Здесь какая-то ошибка, досадное недоразумение. Должно быть, они очень похожи, контрастная, отретушированная фотография могла и подвести. Может, у Марики есть сестра, иногда бывает так трудно отличить...
— Я бы хотел видеть Марику Витыню.
— В таком случае смотрите быстрее, я тороплюсь на работу.
На шутку вроде не похоже. Тон вполне серьезный.
— Марика Витыня — это вы?
— А вы, что, из милиции? Могу предъявить паспорт.
— Нет, я же сказал — из армии.
— Очень интересно.
— Еще интереснее то, что нам бы с вами полагалось быть знакомыми. Вы мне прислали сорок девять писем. Примерно столько же вами получено от меня,
— Писем? Каких писем?
— Да самых обыкновенных.
— И куда же я их посылала, позволено будет узнать?
— В воинскую часть...
На ходу застегивая сорочку, в передней появился молодой человек, высокий, широкий в плечах, узкий в талии, вроде на него похож и чертами лица, и походкой — что-то в них было общее.
— В чем дело? — спросил молодой человек. По всему было видно, ему немного не по себе.
— Иди сюда, Варис, тебя интересует научная фантастика?
— Может, пригласить человека в комнату? Сдается мне, ваш разговор затянется. — И молодой человек улыбнулся, лукаво прищурив глаз.
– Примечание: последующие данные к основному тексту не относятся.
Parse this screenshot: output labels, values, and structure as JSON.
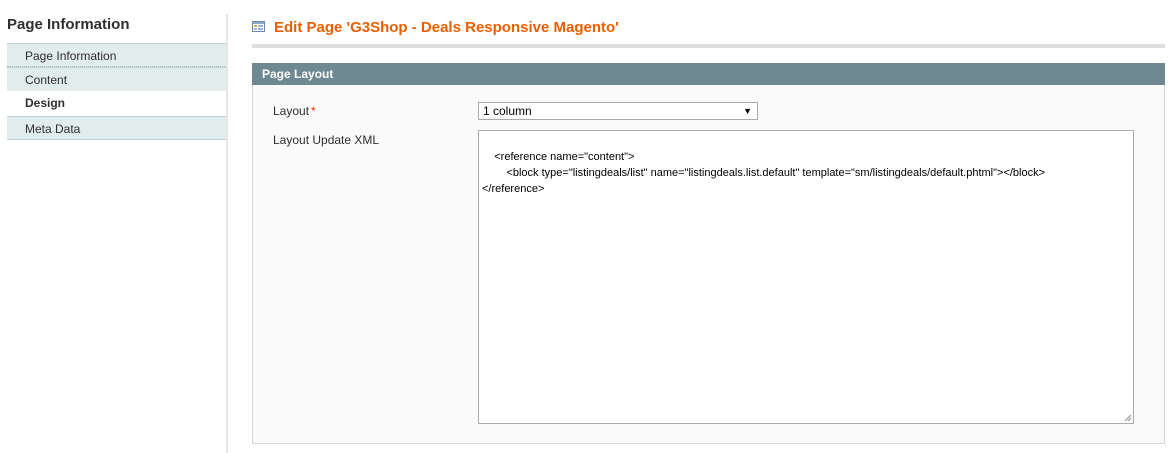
{
  "sidebar": {
    "title": "Page Information",
    "tabs": [
      {
        "label": "Page Information",
        "active": false
      },
      {
        "label": "Content",
        "active": false
      },
      {
        "label": "Design",
        "active": true
      },
      {
        "label": "Meta Data",
        "active": false
      }
    ]
  },
  "header": {
    "icon": "page-grid-icon",
    "title": "Edit Page 'G3Shop - Deals Responsive Magento'"
  },
  "fieldset": {
    "title": "Page Layout",
    "layout_label": "Layout",
    "layout_required_mark": "*",
    "layout_value": "1 column",
    "xml_label": "Layout Update XML",
    "xml_value": "<reference name=\"content\">\n        <block type=\"listingdeals/list\" name=\"listingdeals.list.default\" template=\"sm/listingdeals/default.phtml\"></block>\n</reference>"
  },
  "colors": {
    "accent": "#eb5e00",
    "section_header": "#6f8992",
    "tab_background": "#e1ecec",
    "required": "#eb340a"
  }
}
Она тотчас отступила в глубину прихожей, и это движение, видимо, означало приглашение пройти. Молодой человек по имени Варис, засунув руки в карманы черных в обтяжку брюк, пропустил обоих вперед, всем видом давая понять, что его дело сторона, и он в их разговор встревать не собирается.
Действительно, в комнате было четыре кровати. Одна из них наспех застелена пледом. У раскрытого окна трепыхались нарядные нейлоновые занавески, между трехстворчатым шкафом и сложенными горкой чемоданами затаилась радиола одного из последних выпусков.
— Прошу садиться, — сказала Марика. Тем не менее все остались стоять, — Итак, я написала вам сорок девять писем...
Досада ее прошла, Марика как будто даже повеселела. И по этой быстрой смене настроений можно было заключить, что характер у нее незлобивый и легкий.
— Да, журнал «Лиесма» напечатал мои стихи. После этого вы стали писать мне. Последнее ваше письмо я получил две недели назад.
— И вы могли бы показать эти письма?
— К сожалению, нет. Остались в Риге. Слишком толстая пачка, не носить же при себе. Но я могу показать фотографию, она была прислана с третьим письмом.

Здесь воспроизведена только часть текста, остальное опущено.